Several other types of employee benefits are tax-free, including:
- Life insurance
- Tuition reimbursement
- Child care reimbursement
- Cafeteria plans
- Employee discounts
- Personal use of a company-owned vehicle
- Cell phones
- Meals provided at the workplace
5. A foundation for growth
A final advantage of employee benefits is they set the foundation for your organization to scale and grow. As you begin to hire more employees, having a unique and attractive employee benefits package helps you attract, hire, and keep the best employees.
According to studies done by LinkedIn, organizations rated highly on compensation and benefits by their employees saw 56% lower attrition than organizations that were rated poorly.
How to offer employee health benefits on a budget
Given that employees value healthcare more than any other employee benefit, it should be first on your list.

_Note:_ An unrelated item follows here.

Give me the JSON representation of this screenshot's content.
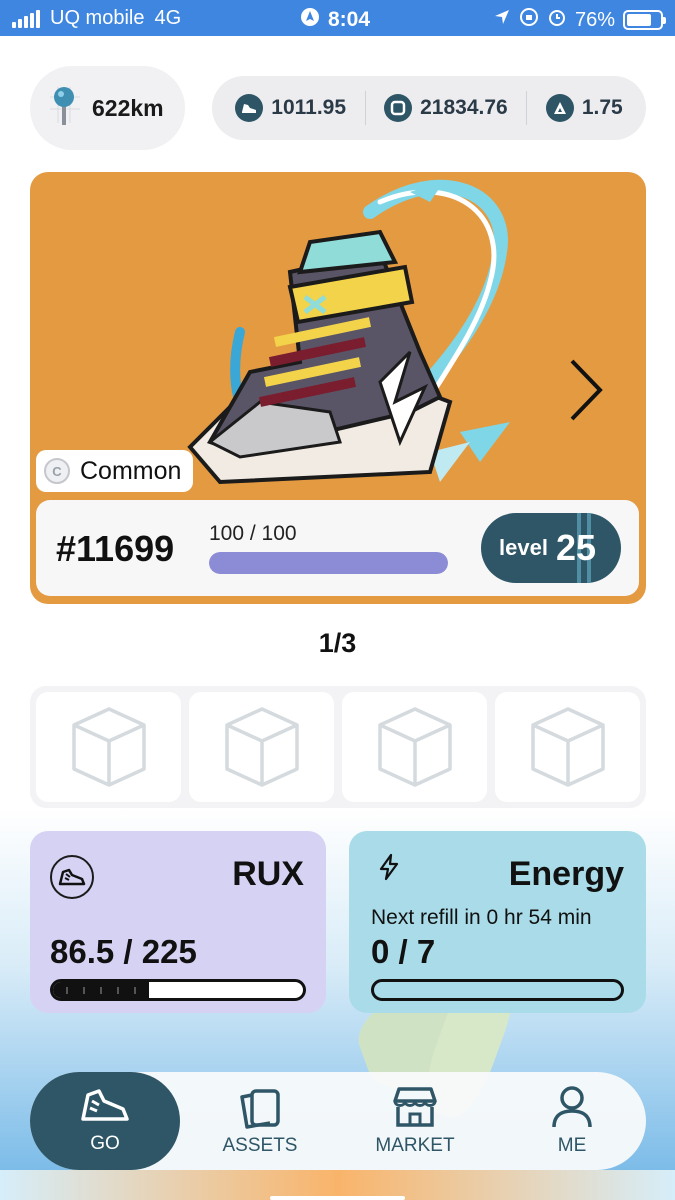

Luckily, PeopleKeep administers a qualified small employer health reimbursement arrangement (QSEHRA) that’s specifically designed for employers with less than 50 full-time employees.
With a QSEHRA, employers reimburse employees tax-free for their medical expenses, including individual health insurance premiums, providing them the health benefits they expect at a low cost you can afford.
For most small employers, there comes a time when it’s more costly not to offer employee benefits than it is to offer them. Once your organization reaches this tipping point, the advantages such as recruiting, retention, cost-savings, and positive culture become important ingredients for growth and success.